Foreclosure Rates In Exurbs Vs. Cities
Print Friendly and PDF
By the way, one thing that should be borne in mind in thinking about the high foreclosure rates in new exurbs compared to in old cities is that part of this is an inevitable function of the newness of an exurb. Compare a brand new development in an exurb 80 miles outside of San Francisco that opened up in 2005 to Russian Hill in San Francisco.

Why is there a much higher percentage of defaults in the new development? First, because practically everybody in the new development has a mortgage. Nobody has lived there long enough to pay off their mortgage because it didn't exist 30 years ago. Some families in Russian Hill paid off their mortgage after Great-Great-Great-Grandfather Jeremiah (whose portrait in oil glowers down upon the drawing room) cornered the sasparilla market in 1859.

Second, if the development didn't open until 2005, that meant everybody bought in at the top of the bubble, whereas Russian Hill is full of people who bought in in 1987 or 1998 and thus have reasonable mortgages.
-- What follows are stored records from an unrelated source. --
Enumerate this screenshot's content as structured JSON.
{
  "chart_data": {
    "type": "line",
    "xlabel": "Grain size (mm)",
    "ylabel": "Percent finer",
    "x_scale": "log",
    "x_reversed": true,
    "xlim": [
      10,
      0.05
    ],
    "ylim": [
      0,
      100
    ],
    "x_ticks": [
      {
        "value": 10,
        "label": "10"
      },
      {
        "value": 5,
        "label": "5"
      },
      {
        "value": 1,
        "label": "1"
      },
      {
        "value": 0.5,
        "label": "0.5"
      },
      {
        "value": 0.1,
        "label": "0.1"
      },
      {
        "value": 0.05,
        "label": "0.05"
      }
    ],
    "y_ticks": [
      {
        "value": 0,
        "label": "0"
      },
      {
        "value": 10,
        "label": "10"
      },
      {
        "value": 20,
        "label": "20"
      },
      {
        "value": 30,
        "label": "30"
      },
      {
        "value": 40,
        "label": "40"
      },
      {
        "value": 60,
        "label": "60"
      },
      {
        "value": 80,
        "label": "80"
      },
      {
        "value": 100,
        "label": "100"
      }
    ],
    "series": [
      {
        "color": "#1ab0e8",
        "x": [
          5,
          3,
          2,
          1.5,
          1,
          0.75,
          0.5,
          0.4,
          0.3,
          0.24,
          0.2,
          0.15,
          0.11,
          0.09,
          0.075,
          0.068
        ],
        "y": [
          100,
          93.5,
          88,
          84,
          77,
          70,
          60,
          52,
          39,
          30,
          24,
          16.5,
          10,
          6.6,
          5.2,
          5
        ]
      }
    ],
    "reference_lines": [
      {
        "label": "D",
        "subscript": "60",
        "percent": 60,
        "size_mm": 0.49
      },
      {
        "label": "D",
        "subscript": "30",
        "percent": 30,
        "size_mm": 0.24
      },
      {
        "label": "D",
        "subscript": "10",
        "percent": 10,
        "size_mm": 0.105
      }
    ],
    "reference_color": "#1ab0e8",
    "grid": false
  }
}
After you take all that into account, you'll still see big differences in default rates, due to the fact that people buying into exurbs on the distant margin of metropolitan areas tended to be only marginally creditworthy, typically coming from the stressed second quartile of the population. The highest default rates in LA County, for example, are way out in the high desert, where people worried about their kids slipping into the underclass tried to buy into a little more house than they could afford to get into a little better school district. But, due to easy credit, so did everybody else (and many turned to renting their speculative houses to people who couldn't even qualify for a zero down liar loan due, perhaps due to excessive neck tattoos or whatever), so it all came crashing down.